This lewd shanty comes from the days of the forty-niners. Captain Whall claimed the name "hog-eye" origins from a type of barge used on the California coast. Many others have suggested a particular obscenity in the name itself. For instance, Terry gives an impassioned defense of coarse intimacy in the introduction of The Shanty Book. "Every old sailor knew the meaning of the term," and he wishes decency would permit a conclusive demonstration, but he can only indicate that it had nothing whatever to do with the eye of the man who was sung about. The explanation, he continues, "[makes] it clear why every sailor called it 'hog-eye', and why only landsmen editors ever get the word wrong," substituting evidently laughable replacements such as "ox-eye". Maintaining some of the sailor's delicacy: the common interpretation is that a pig's eye has certain anatomical familiarity.

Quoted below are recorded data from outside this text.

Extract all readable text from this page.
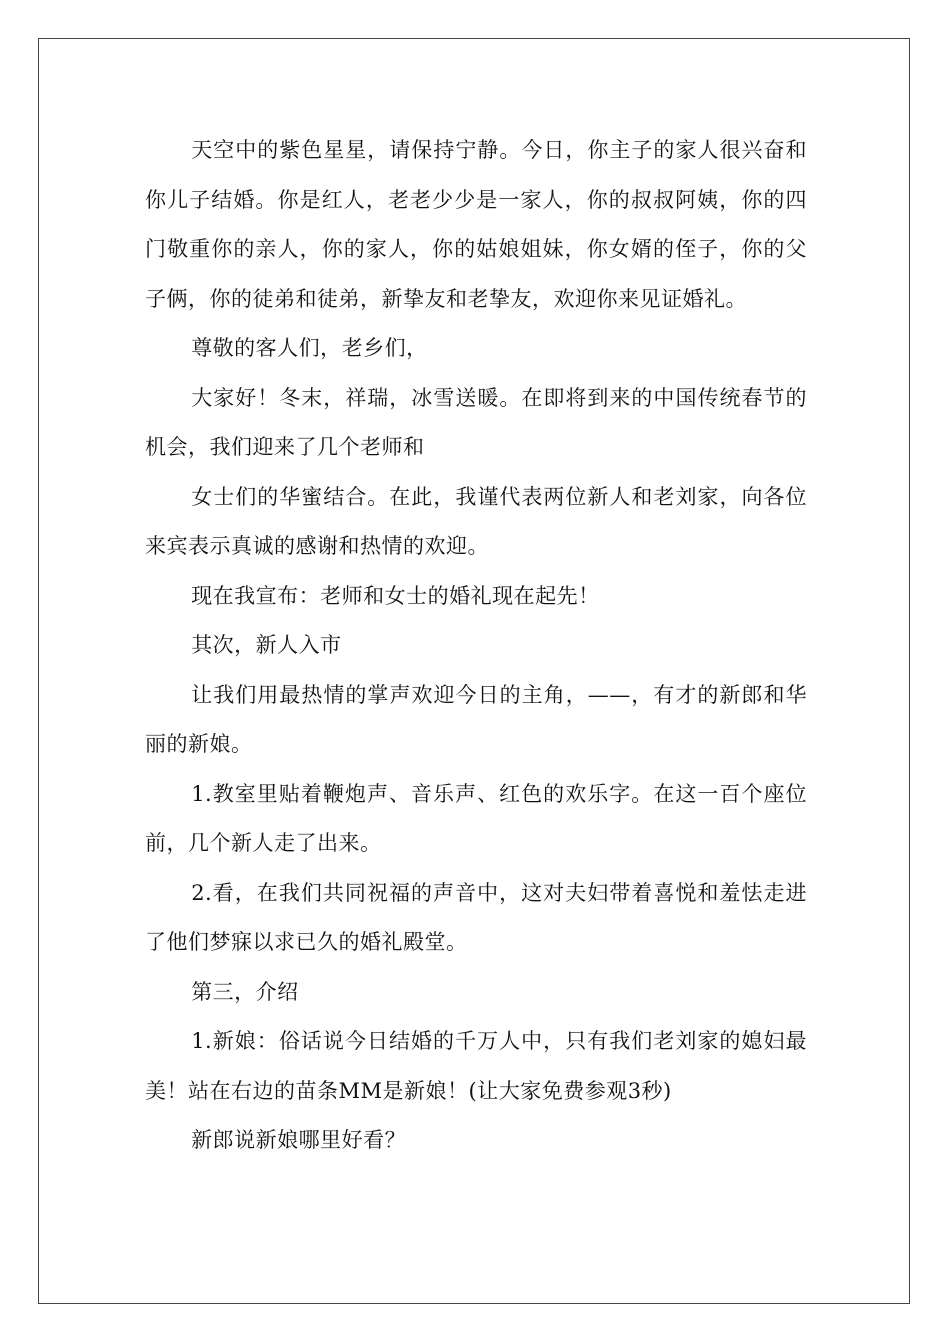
天空中的紫色星星，请保持宁静。今日，你主子的家人很兴奋和你儿子结婚。你是红人，老老少少是一家人，你的叔叔阿姨，你的四门敬重你的亲人，你的家人，你的姑娘姐妹，你女婿的侄子，你的父子俩，你的徒弟和徒弟，新挚友和老挚友，欢迎你来见证婚礼。

尊敬的客人们，老乡们，

大家好！冬末，祥瑞，冰雪送暖。在即将到来的中国传统春节的机会，我们迎来了几个老师和

女士们的华蜜结合。在此，我谨代表两位新人和老刘家，向各位来宾表示真诚的感谢和热情的欢迎。

现在我宣布：老师和女士的婚礼现在起先！

其次，新人入市

让我们用最热情的掌声欢迎今日的主角，——，有才的新郎和华丽的新娘。

1.教室里贴着鞭炮声、音乐声、红色的欢乐字。在这一百个座位前，几个新人走了出来。

2.看，在我们共同祝福的声音中，这对夫妇带着喜悦和羞怯走进了他们梦寐以求已久的婚礼殿堂。

第三，介绍

1.新娘：俗话说今日结婚的千万人中，只有我们老刘家的媳妇最美！站在右边的苗条MM是新娘！(让大家免费参观3秒)

新郎说新娘哪里好看？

According to Colcord's Roll and Go, it shares with Abel Brown the dubious distinction of "most indecent" of all shanties. "None of its versions can be printed in anything like their entirety," and hence we are left guessing at where particular euphemisms hide.

Percy Grainger recorded the song in 1906 from Charles Rosher (Chelsea, England). Grainger's short notes for The Hog's Eye Man are:

West Indian? chanty for topsail halyards or hoisting on boats

The song found its way into "mountain music" collections including traditions of Kentucky and West Virginia, especially as a fiddle tune.